Diagnostik Die 2013 revidierte DMS-5-Klassifikation versteht die Geschlechtsinkongruenz nicht als psychische Störung. Sie nimmt neu auch Bezug auf non binäre Geschlechtsidentitäten, die der heterogenen Population von trans*Menschen viel eher gerecht wird. Ebenfalls spielt die sexuelle Orientierung bei der Diagnostik keine Rolle mehr. Die Geschlechtsdysphorie ist als intrapsychisches Phänomen ein nicht falsifizierbares Erleben, vergleichbar mit anderen Phänomenen wie Schmerz oder Tinnitus. Deshalb wird heute diese Selbstdiagnose bei der prozesshaften Diagnostik per se nicht mehr infrage gestellt. Vielmehr ist es Ziel der Untersuchung, die Persistenz des Unbehagens aufzudecken und das Ausmass der Beeinträchtigung des Einzelnen zu erkennen (1). Zusammen mit dem Betroffenen werden dann vor allem mit Blick
auf persönliche Ressourcen die Bewältigungsstrategien und Wünsche hinsichtlich geschlechtsangleichender Interventionen herausgearbeitet: Das Ziel soll eine Minderung des Leidensdruckes und ein Gewinn an Lebensqualität sein.

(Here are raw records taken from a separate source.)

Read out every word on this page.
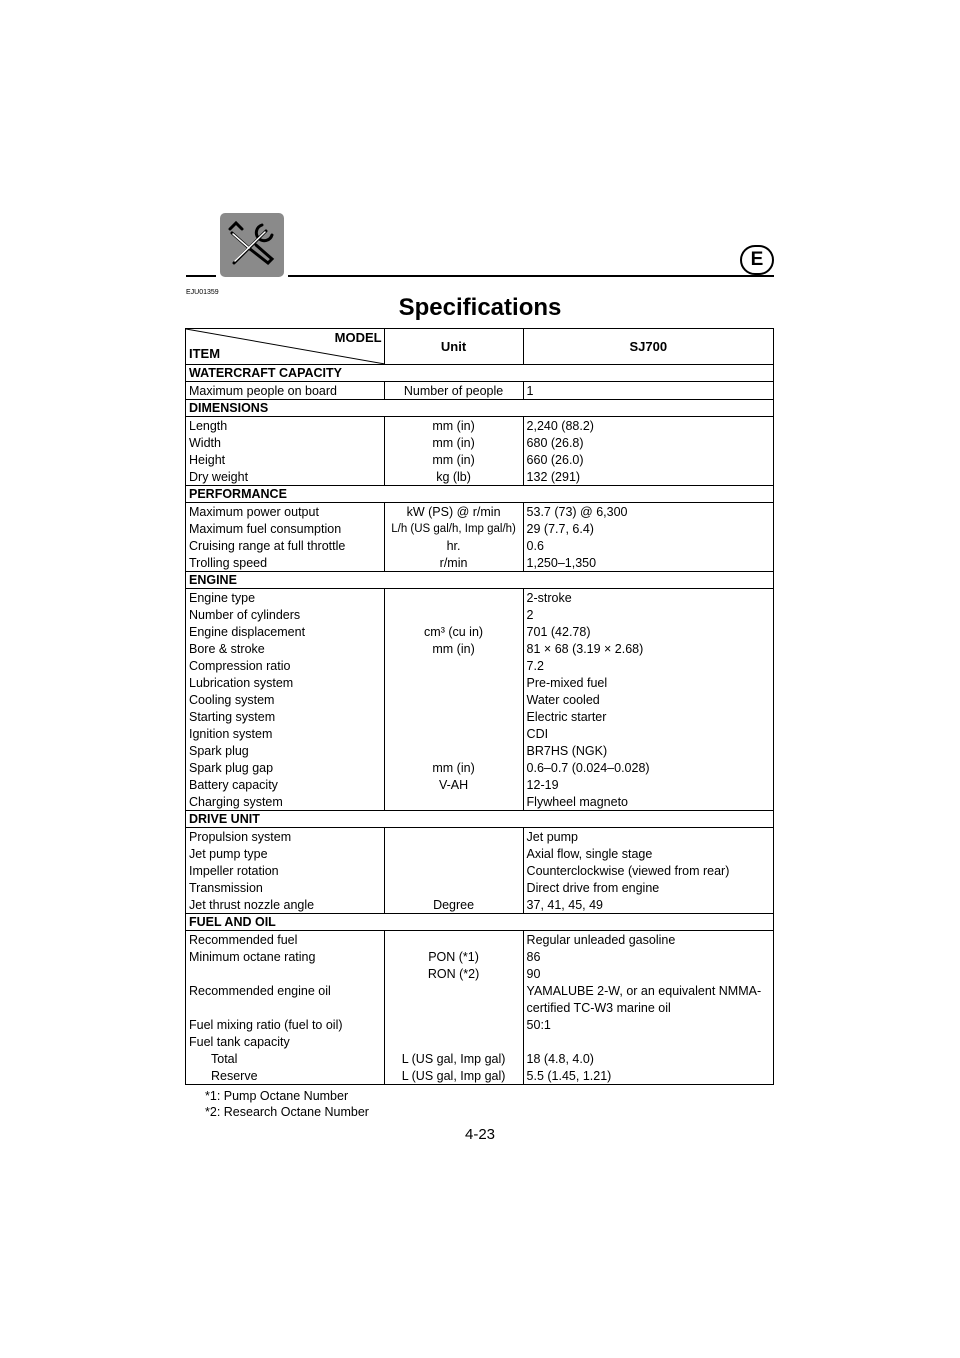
E
EJU01359
Specifications
MODEL
ITEM	Unit	SJ700
WATERCRAFT CAPACITY		
Maximum people on board	Number of people	1
DIMENSIONS		
Length	mm (in)	2,240 (88.2)
Width	mm (in)	680 (26.8)
Height	mm (in)	660 (26.0)
Dry weight	kg (lb)	132 (291)
PERFORMANCE		
Maximum power output	kW (PS) @ r/min	53.7 (73) @ 6,300
Maximum fuel consumption	L/h (US gal/h, Imp gal/h)	29 (7.7, 6.4)
Cruising range at full throttle	hr.	0.6
Trolling speed	r/min	1,250–1,350
ENGINE		
Engine type		2-stroke
Number of cylinders		2
Engine displacement	cm³ (cu in)	701 (42.78)
Bore & stroke	mm (in)	81 × 68 (3.19 × 2.68)
Compression ratio		7.2
Lubrication system		Pre-mixed fuel
Cooling system		Water cooled
Starting system		Electric starter
Ignition system		CDI
Spark plug		BR7HS (NGK)
Spark plug gap	mm (in)	0.6–0.7 (0.024–0.028)
Battery capacity	V-AH	12-19
Charging system		Flywheel magneto
DRIVE UNIT		
Propulsion system		Jet pump
Jet pump type		Axial flow, single stage
Impeller rotation		Counterclockwise (viewed from rear)
Transmission		Direct drive from engine
Jet thrust nozzle angle	Degree	37, 41, 45, 49
FUEL AND OIL		
Recommended fuel		Regular unleaded gasoline
Minimum octane rating	PON (*1)	86
	RON (*2)	90
Recommended engine oil		YAMALUBE 2-W, or an equivalent NMMA-
		certified TC-W3 marine oil
Fuel mixing ratio (fuel to oil)		50:1
Fuel tank capacity		
Total	L (US gal, Imp gal)	18 (4.8, 4.0)
Reserve	L (US gal, Imp gal)	5.5 (1.45, 1.21)
*1: Pump Octane Number
*2: Research Octane Number
4-23
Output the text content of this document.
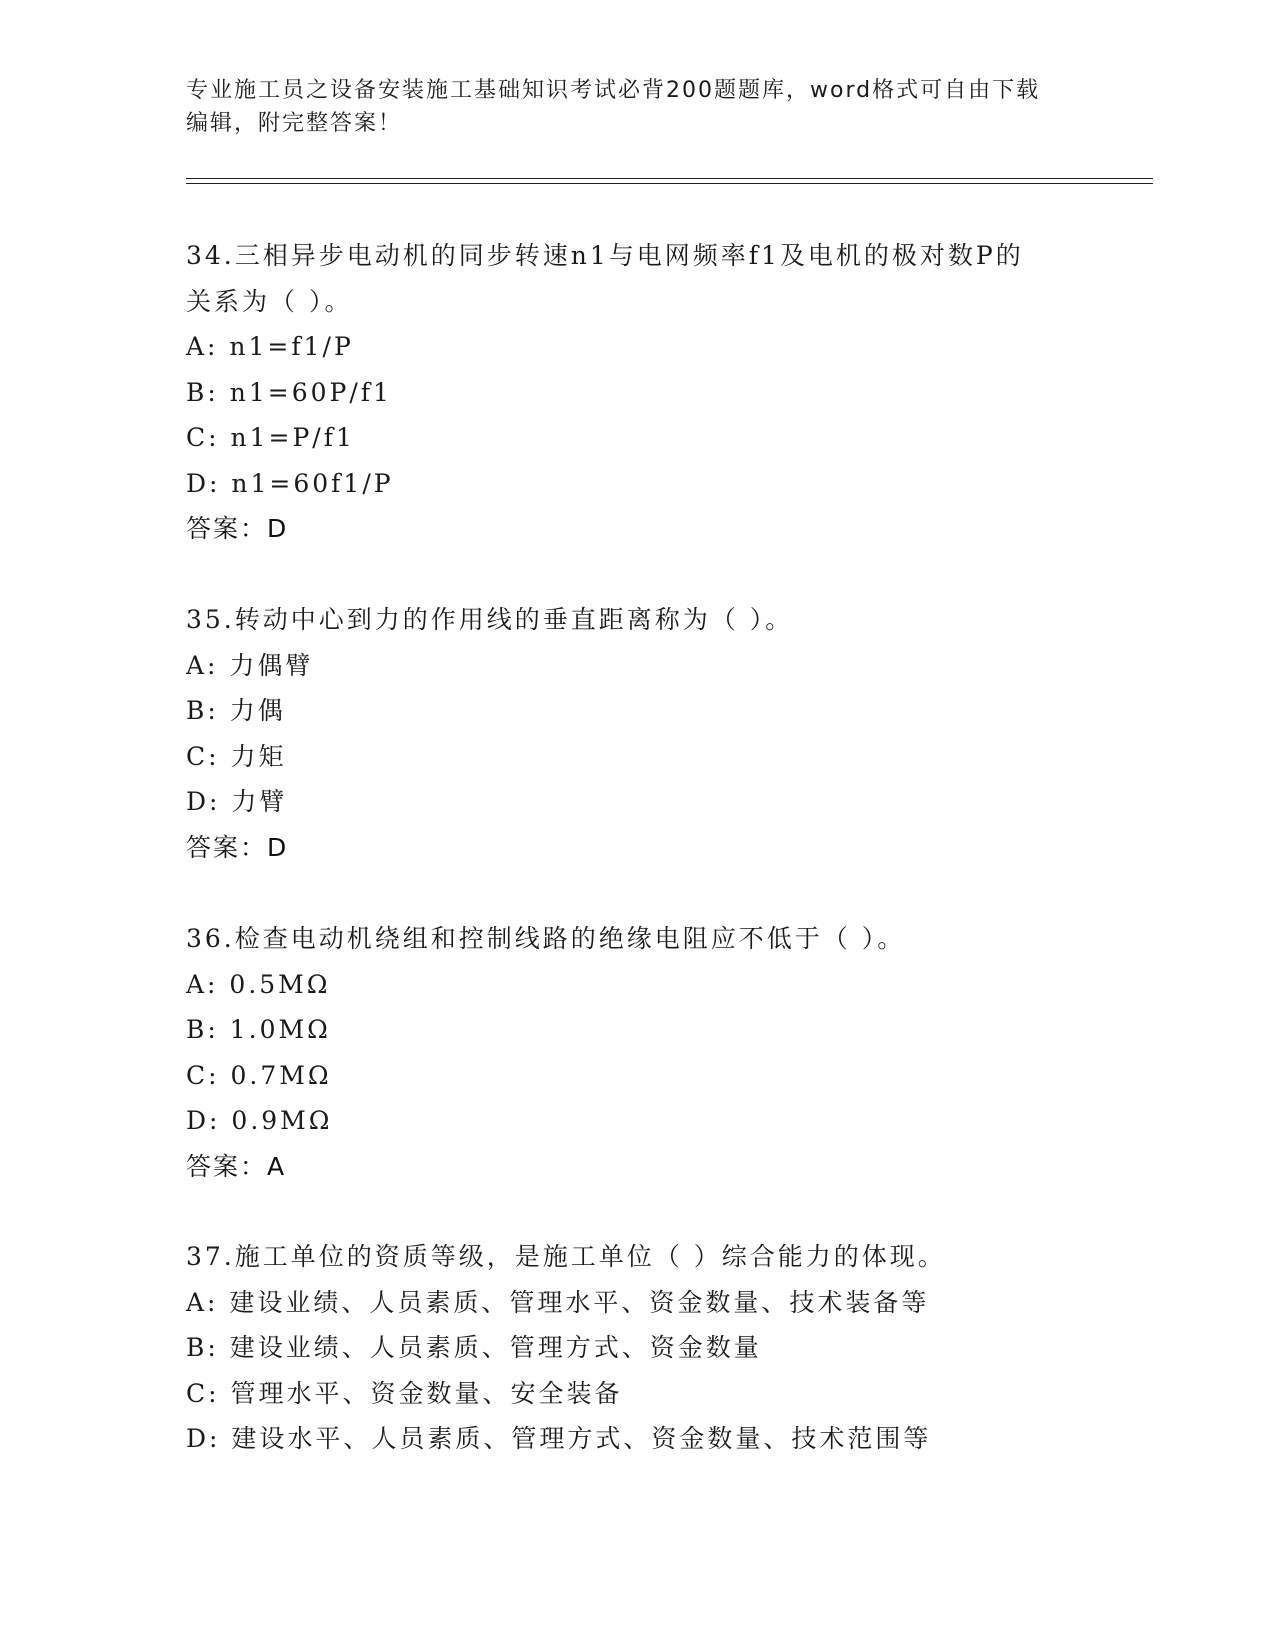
专业施工员之设备安装施工基础知识考试必背200题题库，word格式可自由下载
编辑，附完整答案！
34.三相异步电动机的同步转速n1与电网频率f1及电机的极对数P的
关系为（ ）。
A: n1=f1/P
B: n1=60P/f1
C: n1=P/f1
D: n1=60f1/P
答案：D
35.转动中心到力的作用线的垂直距离称为（ ）。
A: 力偶臂
B: 力偶
C: 力矩
D: 力臂
答案：D
36.检查电动机绕组和控制线路的绝缘电阻应不低于（ ）。
A: 0.5MΩ
B: 1.0MΩ
C: 0.7MΩ
D: 0.9MΩ
答案：A
37.施工单位的资质等级，是施工单位（ ）综合能力的体现。
A: 建设业绩、人员素质、管理水平、资金数量、技术装备等
B: 建设业绩、人员素质、管理方式、资金数量
C: 管理水平、资金数量、安全装备
D: 建设水平、人员素质、管理方式、资金数量、技术范围等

Voraussetzungen zur Hormontherapie Nach einer psychiatrisch-psychologischen Abklärung erfolgt die Überweisung an einen Hormonspezialisten, welcher Erfahrung auf dem Gebiet der Transidentität hat. Die körperliche Untersuchung sowie eine ausführliche Blutkontrolle müssen vor dem Hormonstart durchgeführt werden. Ein Genitalstatus wird empfohlen, sollte aber mit grösstmöglicher Empathie erfolgen. Eine Karyotypisierung bei unauffälligem Genitale und fehlenden Hinweisen auf eine hormonelle Störung ist nicht notwendig.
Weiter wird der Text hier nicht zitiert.